Diga-se o que for, apontem-se erros e excessos, problemas de timing, protagonismo e exploração política, mas é inquestionável que o Relatório Final da CPI do Senado veio para ficar, marcar posição e desafinar o coro dos bolsonaristas.
Não só o Relatório, um portento de dados, informações, depoimentos e provas, mas todo o trabalho da Comissão, que se estendeu por seis meses e contagiou a opinião pública.
Pode haver algo de rebarbativo, de extemporâneo ou equivocado no texto, mas a partir dele deixou de ser possível — se é que algum dia foi — negar o que está estampado em letras maiúsculas na tragédia sanitária que desde março de 2020 implicou a morte de 605 mil brasileiros. O governo federal é o responsável maior pelas proporções adquiridas pela contaminação. Comandado por Jair Bolsonaro, ele pouco fez para enfrentar o problema, contribuindo, ao contrário, para agravá-lo. Houve incúria, irresponsabilidade, ignorância, desdém, desprezo pelas vítimas e intenção explícita de manipular a doença com finalidades eleitoreiras. Crimes em cascata, agora documentados.
Pandemias são sempre fenômenos agressivos, violentos. Para contê-las, as sociedades precisam mobilizar todos os seus recursos. Necessitam da coordenação político-administrativa dos organismos estatais, dos governos, das autoridades. Sem empenho estatal e articulação, sem campanhas cívicas e engajamentos, o sucesso é pequeno. Cresce, em contrapartida, o trabalho de médicos, enfermeiros, sanitaristas, pesquisadores e cientistas. No Brasil, tivemos a sorte de ter um SUS com capacidade de resposta, que só não fez mais porque foi atrapalhado. Mesmo assim, o sistema acolheu, tratou e fez o possível para acelerar o processo de imunização,
Faltaram as vigas mestras governamentais, que foram subtraídas por agentes do governo federal, que covardemente apunhalaram os cidadãos pelas costas. O boicote foi escandaloso, sustentado por supostos irracionais, pela burrice, pela grosseria e por um sem-número de malfeitos políticos, eleitorais, ideológicos. A corrupção escancarou sua presença. Os brucutus bolsonaristas abusaram das escaramuças sórdidas para manter o poder, valeram-se de táticas rasteiras, mentiras, ameaças. Dia após dia, como se estivéssemos em outro planeta, exibiram uma profunda ignorância e de um completo desrespeito pela vida e pela saúde dos brasileiros.
O Relatório deixou tudo isso evidente. Desnudou o presidente e seu governo.
Durante meses, a CPI expôs um elenco de crimes. Exibiu a perversão de Bolsonaro, seu prazer em ver o sofrimento da população, sua falta de empatia e compaixão, seu cinismo hipócrita, a facilidade com que manipulou a tragédia para ocultar sua incompetência. Foi devidamente acompanhado por assessores, ministros, auxiliares, empresários, médicos, empresas de duvidoso caráter, corruptos e corruptores, todos irmanados para usar a tragédia para “fazer política”, ganhar algum brilho e impulsionar negócios. Foi um festival de absurdos.

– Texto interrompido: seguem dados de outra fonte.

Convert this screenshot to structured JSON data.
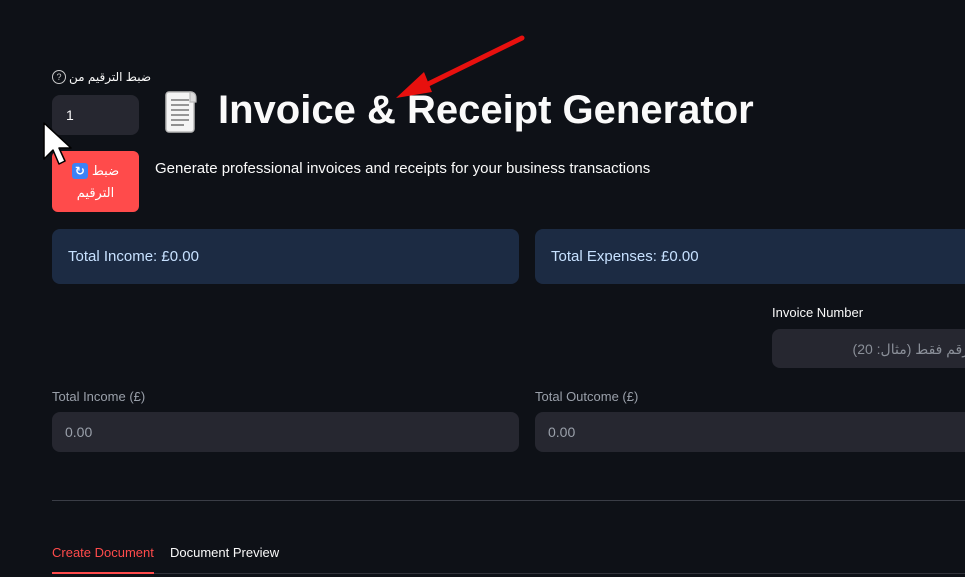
{
  "sidebar_control": {
    "label": "ضبط الترقيم من",
    "help_icon": "?",
    "value": "1",
    "reset_button": {
      "line1": "ضبط",
      "line2": "الترقيم",
      "icon": "refresh-icon"
    }
  },
  "header": {
    "icon": "receipt-icon",
    "title": "Invoice & Receipt Generator",
    "subtitle": "Generate professional invoices and receipts for your business transactions"
  },
  "totals": {
    "income": "Total Income: £0.00",
    "expenses": "Total Expenses: £0.00"
  },
  "invoice_number": {
    "label": "Invoice Number",
    "placeholder": "رقم فقط (مثال: 20)"
  },
  "fields": {
    "income_label": "Total Income (£)",
    "income_value": "0.00",
    "outcome_label": "Total Outcome (£)",
    "outcome_value": "0.00"
  },
  "tabs": [
    {
      "label": "Create Document",
      "active": true
    },
    {
      "label": "Document Preview",
      "active": false
    }
  ],
  "colors": {
    "background": "#0e1117",
    "accent": "#ff4b4b",
    "banner": "#1c2b43",
    "input": "#262730"
  }
}
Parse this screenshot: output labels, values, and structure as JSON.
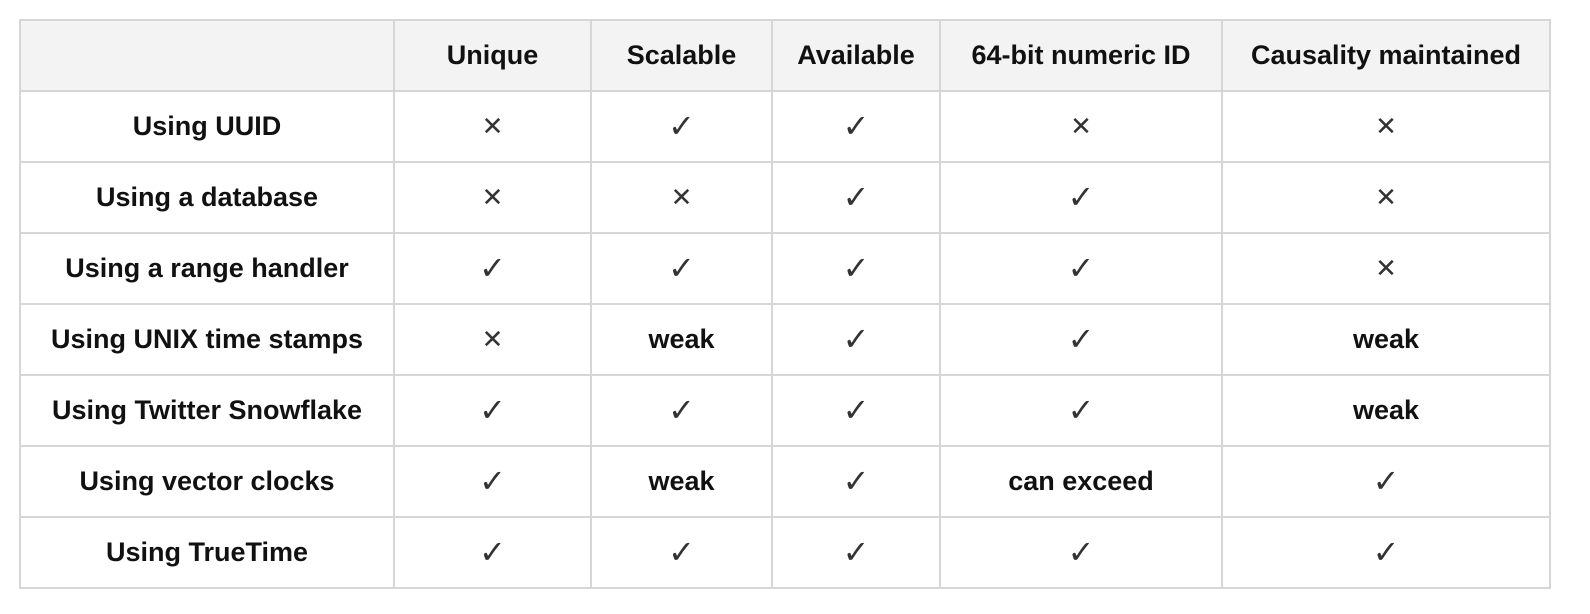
{
  "table": {
    "headers": [
      "",
      "Unique",
      "Scalable",
      "Available",
      "64-bit numeric ID",
      "Causality maintained"
    ],
    "rows": [
      {
        "label": "Using UUID",
        "cells": [
          "cross",
          "check",
          "check",
          "cross",
          "cross"
        ]
      },
      {
        "label": "Using a database",
        "cells": [
          "cross",
          "cross",
          "check",
          "check",
          "cross"
        ]
      },
      {
        "label": "Using a range handler",
        "cells": [
          "check",
          "check",
          "check",
          "check",
          "cross"
        ]
      },
      {
        "label": "Using UNIX time stamps",
        "cells": [
          "cross",
          "weak",
          "check",
          "check",
          "weak"
        ]
      },
      {
        "label": "Using Twitter Snowflake",
        "cells": [
          "check",
          "check",
          "check",
          "check",
          "weak"
        ]
      },
      {
        "label": "Using vector clocks",
        "cells": [
          "check",
          "weak",
          "check",
          "can exceed",
          "check"
        ]
      },
      {
        "label": "Using TrueTime",
        "cells": [
          "check",
          "check",
          "check",
          "check",
          "check"
        ]
      }
    ]
  },
  "symbols": {
    "check": "✓",
    "cross": "✕"
  },
  "colors": {
    "header_bg": "#f3f3f3",
    "border": "#d6d6d6",
    "mark": "#333333"
  }
}
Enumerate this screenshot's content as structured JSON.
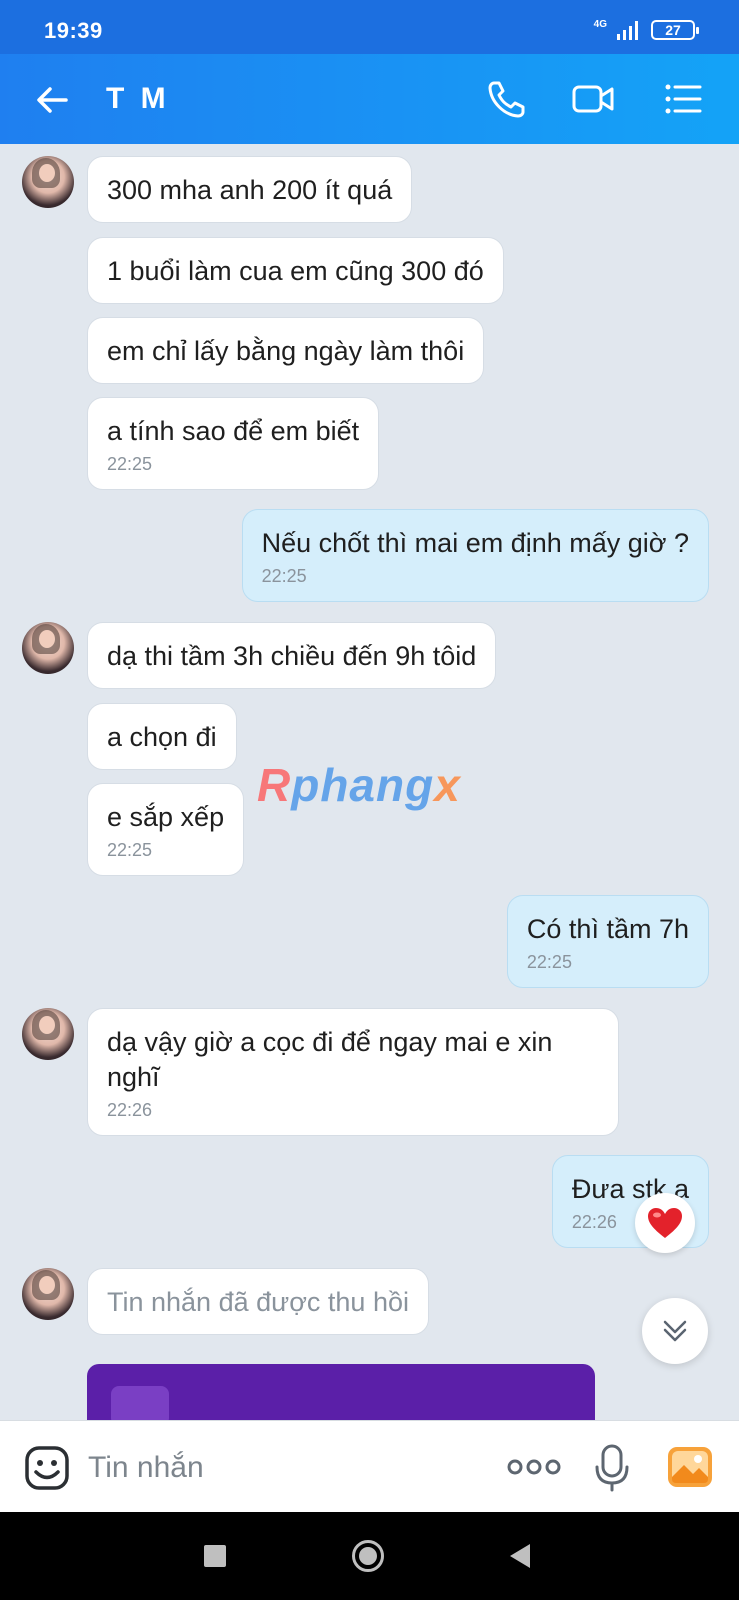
{
  "status_bar": {
    "time": "19:39",
    "network": "4G",
    "battery": "27"
  },
  "header": {
    "title": "T M"
  },
  "messages": [
    {
      "direction": "in",
      "text": "300 mha anh 200 ít quá",
      "time": ""
    },
    {
      "direction": "in",
      "text": "1 buổi làm cua em cũng 300 đó",
      "time": ""
    },
    {
      "direction": "in",
      "text": "em chỉ lấy bằng ngày làm thôi",
      "time": ""
    },
    {
      "direction": "in",
      "text": "a tính sao để em biết",
      "time": "22:25"
    },
    {
      "direction": "out",
      "text": "Nếu chốt thì mai em định mấy giờ ?",
      "time": "22:25"
    },
    {
      "direction": "in",
      "text": "dạ thi tầm 3h chiều đến 9h tôid",
      "time": ""
    },
    {
      "direction": "in",
      "text": "a chọn đi",
      "time": ""
    },
    {
      "direction": "in",
      "text": "e sắp xếp",
      "time": "22:25"
    },
    {
      "direction": "out",
      "text": "Có thì tầm 7h",
      "time": "22:25"
    },
    {
      "direction": "in",
      "text": "dạ vậy giờ a cọc đi để ngay mai e xin nghĩ",
      "time": "22:26"
    },
    {
      "direction": "out",
      "text": "Đưa stk a",
      "time": "22:26"
    },
    {
      "direction": "in",
      "text": "Tin nhắn đã được thu hồi",
      "time": ""
    }
  ],
  "watermark": {
    "part1": "R",
    "part2": "phang",
    "part3": "x"
  },
  "input": {
    "placeholder": "Tin nhắn"
  },
  "colors": {
    "header_start": "#1f7ff0",
    "header_end": "#14a3f7",
    "outgoing_bubble": "#d5eefb",
    "chat_background": "#e1e7ee"
  },
  "icons": [
    "back-arrow-icon",
    "phone-icon",
    "video-call-icon",
    "menu-list-icon",
    "heart-reaction-icon",
    "chevron-double-down-icon",
    "emoji-icon",
    "more-dots-icon",
    "microphone-icon",
    "gallery-icon",
    "nav-recents-icon",
    "nav-home-icon",
    "nav-back-icon"
  ]
}
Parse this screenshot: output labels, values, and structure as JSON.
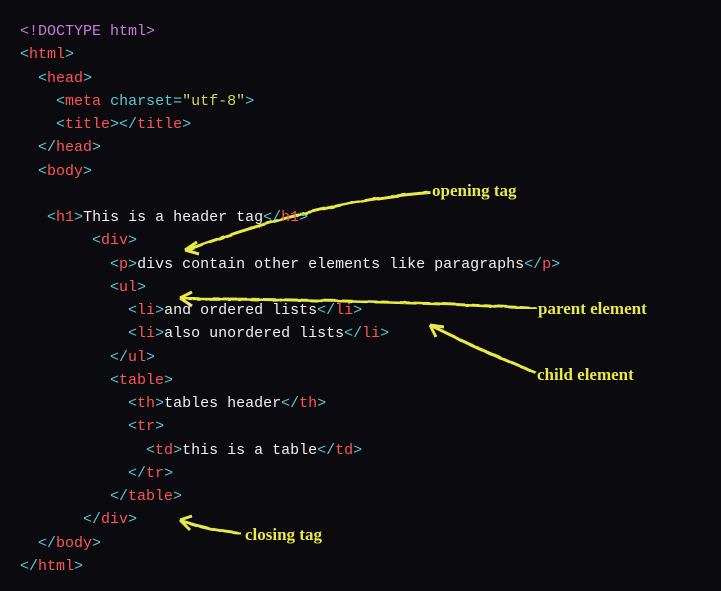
{
  "code": {
    "doctype": "<!DOCTYPE html>",
    "html": "html",
    "head": "head",
    "meta": "meta",
    "charset_attr": "charset",
    "charset_val": "\"utf-8\"",
    "title": "title",
    "body": "body",
    "h1": "h1",
    "h1_text": "This is a header tag",
    "div": "div",
    "p": "p",
    "p_text": "divs contain other elements like paragraphs",
    "ul": "ul",
    "li": "li",
    "li1_text": "and ordered lists",
    "li2_text": "also unordered lists",
    "table": "table",
    "th": "th",
    "th_text": "tables header",
    "tr": "tr",
    "td": "td",
    "td_text": "this is a table"
  },
  "annotations": {
    "opening_tag": "opening tag",
    "parent_element": "parent element",
    "child_element": "child element",
    "closing_tag": "closing tag"
  }
}
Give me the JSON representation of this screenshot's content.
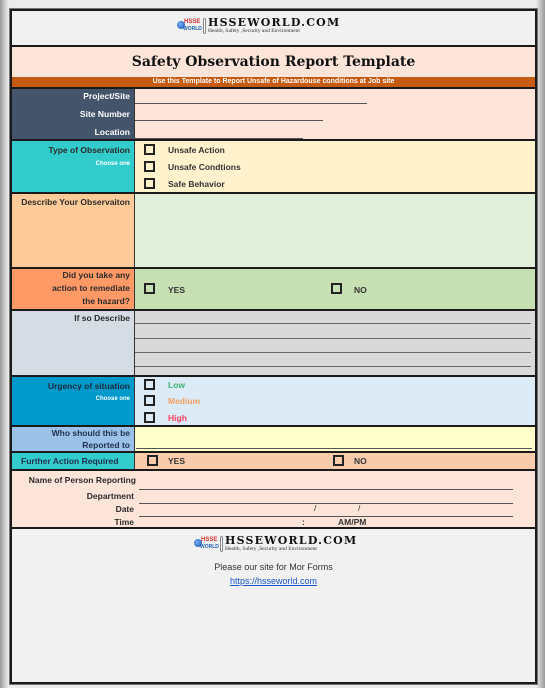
{
  "header": {
    "logo": {
      "badge_top": "HSSE",
      "badge_bottom": "WORLD",
      "brand": "HSSEWORLD.COM",
      "tagline": "Health, Safety ,Security and Environment"
    },
    "title": "Safety Observation Report Template",
    "subtitle": "Use this Template to Report Unsafe of Hazardouse conditions at Job site"
  },
  "project_section": {
    "fields": [
      {
        "label": "Project/Site",
        "value": ""
      },
      {
        "label": "Site Number",
        "value": ""
      },
      {
        "label": "Location",
        "value": ""
      }
    ]
  },
  "observation_type": {
    "label": "Type of Observation",
    "hint": "Choose one",
    "options": [
      {
        "label": "Unsafe Action",
        "checked": false
      },
      {
        "label": "Unsafe Condtions",
        "checked": false
      },
      {
        "label": "Safe Behavior",
        "checked": false
      }
    ]
  },
  "describe_observation": {
    "label": "Describe Your Observaiton",
    "value": ""
  },
  "remediation": {
    "label_lines": [
      "Did you take any",
      "action to remediate",
      "the hazard?"
    ],
    "yes_label": "YES",
    "no_label": "NO",
    "yes_checked": false,
    "no_checked": false
  },
  "if_so_describe": {
    "label": "If so Describe",
    "lines": [
      "",
      "",
      "",
      ""
    ]
  },
  "urgency": {
    "label": "Urgency of situation",
    "hint": "Choose one",
    "options": [
      {
        "label": "Low",
        "color": "#3cb371",
        "checked": false
      },
      {
        "label": "Medium",
        "color": "#f4a060",
        "checked": false
      },
      {
        "label": "High",
        "color": "#ff3b5c",
        "checked": false
      }
    ]
  },
  "reported_to": {
    "label_lines": [
      "Who should this be",
      "Reported to"
    ],
    "value": ""
  },
  "further_action": {
    "label": "Further Action Required",
    "yes_label": "YES",
    "no_label": "NO",
    "yes_checked": false,
    "no_checked": false
  },
  "reporter": {
    "name_label": "Name of Person Reporting",
    "department_label": "Department",
    "date_label": "Date",
    "time_label": "Time",
    "date_sep": "/",
    "time_sep": ":",
    "ampm": "AM/PM"
  },
  "footer": {
    "message": "Please our site for Mor Forms",
    "link": "https://hsseworld.com"
  },
  "colors": {
    "page_bg": "#f1f1f1",
    "title_band": "#fde4d8",
    "subtitle_bar": "#c55a11",
    "project_label_bg": "#44546a",
    "teal": "#33cccc",
    "cream": "#fff2cc",
    "peach": "#ffcc99",
    "light_green": "#e2efda",
    "orange": "#ff9966",
    "green": "#c6e0b4",
    "grey_blue": "#d6dce4",
    "grey": "#d9d9d9",
    "blue": "#0099cc",
    "pale_blue": "#ddebf7",
    "sky": "#9bc2e6",
    "pale_yellow": "#ffffcc",
    "salmon": "#f8cbad",
    "link": "#1a56c8"
  }
}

Não causou surpresa que o Relatório tenha indiciado cerca de 80 pessoas. Poderia ser um número maior.
E agora? Chegaremos às barras dos tribunais, para a devida responsabilização penal dos culpados? Pode ser que não, pode ser que somente se atinjam figuras de segunda ordem. Afinal, estamos no terreno da política e, nele, o rei está nu mas ainda tem poder. A PGR tem estado sistematicamente ao lado do presidente, assim como o Centrão. Ambos podem atravancar e esvaziar o processo, que, em condições normais, teria que culminar no impeachment presidencial e na prisão de seus asseclas.
Mas a institucionalidade política do Estado brasileiro vem mostrando que está a recuperar parte da musculatura que lhe foi surrupiada a partir de 2019. A CPI provou isso. Ela mostrou que há espaços para articulações que dignifiquem a responsabilidade cívica dos governantes, a democracia, a República, a Constituição. Se continuar nesta trilha, o futuro pode voltar a ser imaginado como repleto de promessas positivas.
O fato de o rei estar nu, exposto em praça pública sem qualquer manto que lhe esconda as vergonhas, é algo que não se pode arquivar, nem esquecer. Deve ser comemorado.